What you see and what you get when you use a search engine is a result of a fairly complex set of factors. These factors vary according to the search engine or directory you use. I did some sleuthing about how search engines in general operate and how Yahoo in particular works.
The spider software that each search engine uses is the first part of the process. No seach engine site has the capacity to have their spider examine all the pages on the Internet--the amount of pages is just too vast. What the spider looks at will vary from spider to spider. It would seem where on the Internet that these spiders work also varies. The strategy, agenda or market to which search index and engine developers appeal to or follow is a mystery but I would think that looking for sites that are popular and could provide marketing opportunities to the search engine service would be the ones to be indexed first by their spider. Already the ranking of information has been influenced.
It is not always completely clear exactly how each service's spider reads web pages. Yahoo say that they gather information from the "web page text, title and description as well as its its source, associated links, and other unique document characterisitcs." From what I have read elsewhere on the Yahoo site these unique characteristics would include any metadata or metatag information that has been included in the site. This will determine what they will put in their index or database. This is what you actually search when using a search engine. You are not searching the world wide web directly.
How information is retrieved is a product of a complex algorythm that webservice uses (and which it constantly tweaks). How this search engine works is of course a trade secret. Knowing how they work makes them vulnerable to manipulation by webpage creators who wish to have their web pages ranked at the top without having to pay for the privilege. Sponsoring a link is surest way to get it moved to more relevant ranking position when the search engine is used to retrieve information from the index (a little more about that later).
Website designers can improve the ranking of their sites by careful titling of their webpages, including the terms that they believe they will be searched by in the text of their webpage and in their internal links. Sites that use keyword metatags and description metatags that are relevant to each particular page of their site will in general get a better relevancy ranking than sites which use the same general keywords for their entire site.

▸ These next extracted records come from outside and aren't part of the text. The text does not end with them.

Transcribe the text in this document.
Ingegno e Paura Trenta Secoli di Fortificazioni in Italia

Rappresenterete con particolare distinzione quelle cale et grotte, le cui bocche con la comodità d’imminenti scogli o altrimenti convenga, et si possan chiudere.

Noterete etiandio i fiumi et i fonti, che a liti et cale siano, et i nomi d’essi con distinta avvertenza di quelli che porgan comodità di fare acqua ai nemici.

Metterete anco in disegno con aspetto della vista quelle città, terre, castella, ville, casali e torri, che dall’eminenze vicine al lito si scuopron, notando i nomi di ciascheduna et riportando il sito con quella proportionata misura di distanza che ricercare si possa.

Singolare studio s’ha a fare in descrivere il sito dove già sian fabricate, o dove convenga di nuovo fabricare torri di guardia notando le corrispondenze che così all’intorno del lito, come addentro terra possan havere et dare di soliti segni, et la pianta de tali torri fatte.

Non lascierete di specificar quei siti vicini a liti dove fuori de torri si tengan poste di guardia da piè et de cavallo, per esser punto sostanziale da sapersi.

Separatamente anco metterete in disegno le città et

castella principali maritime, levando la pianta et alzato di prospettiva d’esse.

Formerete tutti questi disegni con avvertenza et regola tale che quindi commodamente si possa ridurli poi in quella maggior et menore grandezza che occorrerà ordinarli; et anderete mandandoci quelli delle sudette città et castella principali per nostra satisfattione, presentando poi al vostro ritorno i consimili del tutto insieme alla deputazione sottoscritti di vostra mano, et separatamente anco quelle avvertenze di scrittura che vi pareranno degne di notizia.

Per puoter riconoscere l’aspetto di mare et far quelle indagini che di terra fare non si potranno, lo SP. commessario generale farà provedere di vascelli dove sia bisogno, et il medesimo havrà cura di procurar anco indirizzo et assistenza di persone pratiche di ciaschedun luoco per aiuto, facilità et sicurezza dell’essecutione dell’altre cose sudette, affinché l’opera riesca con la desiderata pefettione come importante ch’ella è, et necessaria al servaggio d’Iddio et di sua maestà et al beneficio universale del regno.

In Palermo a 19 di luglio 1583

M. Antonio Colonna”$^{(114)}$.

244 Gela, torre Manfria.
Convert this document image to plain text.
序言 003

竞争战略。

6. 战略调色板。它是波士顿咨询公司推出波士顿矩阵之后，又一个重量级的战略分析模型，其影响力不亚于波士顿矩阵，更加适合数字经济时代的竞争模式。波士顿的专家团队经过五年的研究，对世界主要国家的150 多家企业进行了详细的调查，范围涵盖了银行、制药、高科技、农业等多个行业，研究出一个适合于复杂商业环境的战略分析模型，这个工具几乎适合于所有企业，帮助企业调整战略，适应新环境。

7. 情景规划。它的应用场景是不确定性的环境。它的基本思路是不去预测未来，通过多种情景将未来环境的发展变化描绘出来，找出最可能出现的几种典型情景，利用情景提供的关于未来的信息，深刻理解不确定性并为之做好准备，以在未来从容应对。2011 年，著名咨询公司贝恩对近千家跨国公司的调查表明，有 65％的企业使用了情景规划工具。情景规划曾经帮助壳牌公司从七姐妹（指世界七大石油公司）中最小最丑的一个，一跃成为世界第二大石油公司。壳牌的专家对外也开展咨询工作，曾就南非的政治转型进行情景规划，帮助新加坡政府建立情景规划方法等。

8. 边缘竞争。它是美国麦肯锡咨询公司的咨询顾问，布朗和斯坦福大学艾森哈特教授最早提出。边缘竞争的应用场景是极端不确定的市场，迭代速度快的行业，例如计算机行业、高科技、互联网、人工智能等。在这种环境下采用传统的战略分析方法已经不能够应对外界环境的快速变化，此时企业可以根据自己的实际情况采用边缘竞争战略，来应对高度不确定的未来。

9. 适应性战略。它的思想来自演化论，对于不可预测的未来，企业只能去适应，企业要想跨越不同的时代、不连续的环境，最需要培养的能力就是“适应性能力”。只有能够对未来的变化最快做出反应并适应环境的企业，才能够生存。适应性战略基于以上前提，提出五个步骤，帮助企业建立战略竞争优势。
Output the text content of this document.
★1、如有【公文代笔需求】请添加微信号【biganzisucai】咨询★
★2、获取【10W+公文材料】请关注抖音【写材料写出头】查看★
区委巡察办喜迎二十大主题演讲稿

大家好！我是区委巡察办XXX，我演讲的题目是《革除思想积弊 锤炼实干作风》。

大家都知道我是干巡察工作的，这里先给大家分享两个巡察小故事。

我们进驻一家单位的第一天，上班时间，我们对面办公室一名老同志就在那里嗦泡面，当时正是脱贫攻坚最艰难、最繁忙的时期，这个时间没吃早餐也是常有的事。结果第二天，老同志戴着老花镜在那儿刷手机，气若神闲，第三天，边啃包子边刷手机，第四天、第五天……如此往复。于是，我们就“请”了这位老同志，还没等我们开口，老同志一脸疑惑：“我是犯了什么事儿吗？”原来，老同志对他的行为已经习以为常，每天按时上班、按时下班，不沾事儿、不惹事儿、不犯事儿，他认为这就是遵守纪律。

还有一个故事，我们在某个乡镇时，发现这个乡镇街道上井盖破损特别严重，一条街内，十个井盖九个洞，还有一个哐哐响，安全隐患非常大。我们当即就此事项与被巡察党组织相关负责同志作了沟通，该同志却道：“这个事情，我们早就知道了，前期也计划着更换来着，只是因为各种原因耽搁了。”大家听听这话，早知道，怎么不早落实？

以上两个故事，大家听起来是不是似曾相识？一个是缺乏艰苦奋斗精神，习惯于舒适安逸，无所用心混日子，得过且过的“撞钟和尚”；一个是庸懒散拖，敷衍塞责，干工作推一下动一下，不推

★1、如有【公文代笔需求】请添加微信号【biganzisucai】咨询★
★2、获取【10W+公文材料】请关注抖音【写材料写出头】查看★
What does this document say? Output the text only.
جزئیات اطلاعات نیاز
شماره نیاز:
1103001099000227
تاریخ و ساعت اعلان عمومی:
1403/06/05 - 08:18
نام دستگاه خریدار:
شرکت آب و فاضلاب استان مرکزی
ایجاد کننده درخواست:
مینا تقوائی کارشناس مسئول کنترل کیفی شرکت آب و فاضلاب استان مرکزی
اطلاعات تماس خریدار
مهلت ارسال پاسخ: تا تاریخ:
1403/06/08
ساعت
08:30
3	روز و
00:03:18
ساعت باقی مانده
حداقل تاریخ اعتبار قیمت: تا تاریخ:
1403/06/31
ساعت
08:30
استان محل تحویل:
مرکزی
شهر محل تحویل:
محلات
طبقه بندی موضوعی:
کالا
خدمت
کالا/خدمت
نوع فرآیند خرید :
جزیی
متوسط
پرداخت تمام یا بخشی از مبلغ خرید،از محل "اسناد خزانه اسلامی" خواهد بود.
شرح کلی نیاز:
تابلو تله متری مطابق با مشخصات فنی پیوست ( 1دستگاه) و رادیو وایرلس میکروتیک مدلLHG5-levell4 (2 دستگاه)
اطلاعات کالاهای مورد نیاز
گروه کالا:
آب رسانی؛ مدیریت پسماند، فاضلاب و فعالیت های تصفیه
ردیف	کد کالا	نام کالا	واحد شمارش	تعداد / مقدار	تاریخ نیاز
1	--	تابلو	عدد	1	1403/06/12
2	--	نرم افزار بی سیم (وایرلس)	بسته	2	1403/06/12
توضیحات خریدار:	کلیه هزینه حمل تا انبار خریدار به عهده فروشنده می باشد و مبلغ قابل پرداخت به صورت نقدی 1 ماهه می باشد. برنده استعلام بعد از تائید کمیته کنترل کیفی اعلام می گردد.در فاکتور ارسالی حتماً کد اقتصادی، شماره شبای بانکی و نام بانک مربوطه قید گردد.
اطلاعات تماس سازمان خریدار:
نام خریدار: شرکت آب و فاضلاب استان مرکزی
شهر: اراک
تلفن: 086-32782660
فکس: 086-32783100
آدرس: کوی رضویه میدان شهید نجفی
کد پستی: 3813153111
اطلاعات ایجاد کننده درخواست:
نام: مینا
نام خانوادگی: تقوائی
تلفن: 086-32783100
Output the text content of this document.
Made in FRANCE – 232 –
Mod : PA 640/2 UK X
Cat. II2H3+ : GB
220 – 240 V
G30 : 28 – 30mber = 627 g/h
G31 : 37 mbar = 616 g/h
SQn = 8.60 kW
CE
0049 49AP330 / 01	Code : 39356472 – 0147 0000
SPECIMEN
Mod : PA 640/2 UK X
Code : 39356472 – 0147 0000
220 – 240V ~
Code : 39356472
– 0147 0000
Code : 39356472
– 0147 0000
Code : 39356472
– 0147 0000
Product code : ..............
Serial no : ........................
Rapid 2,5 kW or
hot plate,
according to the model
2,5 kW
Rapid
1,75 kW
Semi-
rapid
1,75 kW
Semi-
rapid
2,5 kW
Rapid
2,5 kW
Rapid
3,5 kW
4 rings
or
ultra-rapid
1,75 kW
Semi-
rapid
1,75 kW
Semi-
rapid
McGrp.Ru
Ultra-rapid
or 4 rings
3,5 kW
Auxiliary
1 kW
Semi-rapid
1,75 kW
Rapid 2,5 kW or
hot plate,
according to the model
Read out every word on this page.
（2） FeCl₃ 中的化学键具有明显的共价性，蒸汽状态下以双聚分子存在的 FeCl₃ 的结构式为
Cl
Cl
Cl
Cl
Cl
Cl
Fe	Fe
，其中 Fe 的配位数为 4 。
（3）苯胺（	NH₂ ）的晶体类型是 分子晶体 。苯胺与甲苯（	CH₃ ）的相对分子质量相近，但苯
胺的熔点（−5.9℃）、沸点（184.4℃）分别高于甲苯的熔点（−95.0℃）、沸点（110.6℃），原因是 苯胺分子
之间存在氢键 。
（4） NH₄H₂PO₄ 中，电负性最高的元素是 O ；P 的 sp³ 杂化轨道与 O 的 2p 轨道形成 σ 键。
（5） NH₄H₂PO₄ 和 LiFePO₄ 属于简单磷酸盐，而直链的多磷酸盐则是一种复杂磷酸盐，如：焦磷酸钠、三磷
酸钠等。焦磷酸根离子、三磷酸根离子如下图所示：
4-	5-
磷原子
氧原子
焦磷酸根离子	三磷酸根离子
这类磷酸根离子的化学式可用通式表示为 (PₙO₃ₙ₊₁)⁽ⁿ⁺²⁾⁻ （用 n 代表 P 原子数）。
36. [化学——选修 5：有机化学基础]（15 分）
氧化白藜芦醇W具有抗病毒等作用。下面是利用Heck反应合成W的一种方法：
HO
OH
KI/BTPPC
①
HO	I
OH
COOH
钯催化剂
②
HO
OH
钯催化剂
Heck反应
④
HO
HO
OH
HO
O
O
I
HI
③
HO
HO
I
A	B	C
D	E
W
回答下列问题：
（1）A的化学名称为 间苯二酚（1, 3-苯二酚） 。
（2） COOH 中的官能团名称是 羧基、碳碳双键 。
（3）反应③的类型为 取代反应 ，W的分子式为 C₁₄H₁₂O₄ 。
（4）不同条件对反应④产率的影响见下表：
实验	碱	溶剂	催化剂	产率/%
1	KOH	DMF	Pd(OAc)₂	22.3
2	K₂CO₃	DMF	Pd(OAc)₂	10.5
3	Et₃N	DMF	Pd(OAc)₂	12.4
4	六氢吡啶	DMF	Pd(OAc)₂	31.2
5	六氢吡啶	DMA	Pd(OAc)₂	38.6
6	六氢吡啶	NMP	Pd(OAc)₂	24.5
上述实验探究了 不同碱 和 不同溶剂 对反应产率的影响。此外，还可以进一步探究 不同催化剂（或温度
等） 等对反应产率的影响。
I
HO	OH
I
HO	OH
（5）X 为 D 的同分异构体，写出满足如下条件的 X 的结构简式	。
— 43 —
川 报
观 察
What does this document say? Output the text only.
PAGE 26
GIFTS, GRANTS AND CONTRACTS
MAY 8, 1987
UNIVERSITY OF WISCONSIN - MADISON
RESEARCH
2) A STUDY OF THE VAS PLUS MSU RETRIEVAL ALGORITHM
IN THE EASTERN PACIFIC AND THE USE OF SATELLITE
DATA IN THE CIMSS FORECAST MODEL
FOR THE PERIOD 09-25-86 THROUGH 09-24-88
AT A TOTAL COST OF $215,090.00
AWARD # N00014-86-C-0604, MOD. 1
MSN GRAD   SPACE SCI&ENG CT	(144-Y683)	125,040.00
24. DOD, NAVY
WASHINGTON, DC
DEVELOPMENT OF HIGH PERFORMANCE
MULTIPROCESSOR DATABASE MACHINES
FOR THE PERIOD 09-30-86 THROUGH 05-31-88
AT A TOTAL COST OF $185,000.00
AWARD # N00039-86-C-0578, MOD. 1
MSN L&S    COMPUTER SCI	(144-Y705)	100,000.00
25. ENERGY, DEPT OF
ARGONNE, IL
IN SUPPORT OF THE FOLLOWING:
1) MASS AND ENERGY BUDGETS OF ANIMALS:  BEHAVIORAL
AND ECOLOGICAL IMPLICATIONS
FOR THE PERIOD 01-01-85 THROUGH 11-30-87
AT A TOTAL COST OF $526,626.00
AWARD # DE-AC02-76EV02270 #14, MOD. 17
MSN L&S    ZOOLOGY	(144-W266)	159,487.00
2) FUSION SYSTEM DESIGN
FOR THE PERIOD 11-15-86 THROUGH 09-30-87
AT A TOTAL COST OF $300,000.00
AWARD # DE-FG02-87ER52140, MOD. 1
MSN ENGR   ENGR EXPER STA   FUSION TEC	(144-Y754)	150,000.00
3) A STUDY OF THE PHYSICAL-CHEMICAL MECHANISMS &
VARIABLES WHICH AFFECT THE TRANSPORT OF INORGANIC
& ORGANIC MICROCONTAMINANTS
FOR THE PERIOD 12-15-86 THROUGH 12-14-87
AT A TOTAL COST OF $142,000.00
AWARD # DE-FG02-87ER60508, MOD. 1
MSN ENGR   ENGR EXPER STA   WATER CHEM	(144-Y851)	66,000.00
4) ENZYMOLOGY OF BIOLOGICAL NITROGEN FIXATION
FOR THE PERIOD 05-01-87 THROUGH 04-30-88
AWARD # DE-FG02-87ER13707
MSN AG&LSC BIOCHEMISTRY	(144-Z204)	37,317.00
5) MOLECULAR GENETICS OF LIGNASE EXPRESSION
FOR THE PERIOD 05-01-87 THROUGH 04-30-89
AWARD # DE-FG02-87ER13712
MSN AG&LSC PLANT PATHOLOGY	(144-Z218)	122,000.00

It would seem that the saviness of a website designer has a lot to do with whether or not a website will show near the top of the relevancy rankings. If titles and metatags, and links are not well planned no matter how important or relevant the site content it may still get a low relevancy score. Although this fact is may lead to a disappointing overlooking of good information relevant to search engines users it is something that is fairly easy to accept. A well crafted webpage would most likely have more superior content on average than those which are amateurishly made. The fact that results are greatly influenced by sponsorship shows the greatest need to search engine users to educate themselves. In Yahoo a web site owner can sponser their site by biding on keywords. The more they have bid on those words the higher their site will be ranked when those terms are searched. The search engine user is not necessarily getting the most relevant site, just the site which the sponsor wants you to see the most. What is the agenda of that sponsor? Who knows? They certainly want to either attract you for an opportunity to advertise to you and sell you a service or to push their point of view to the exclusion of other competing websites on the same topic.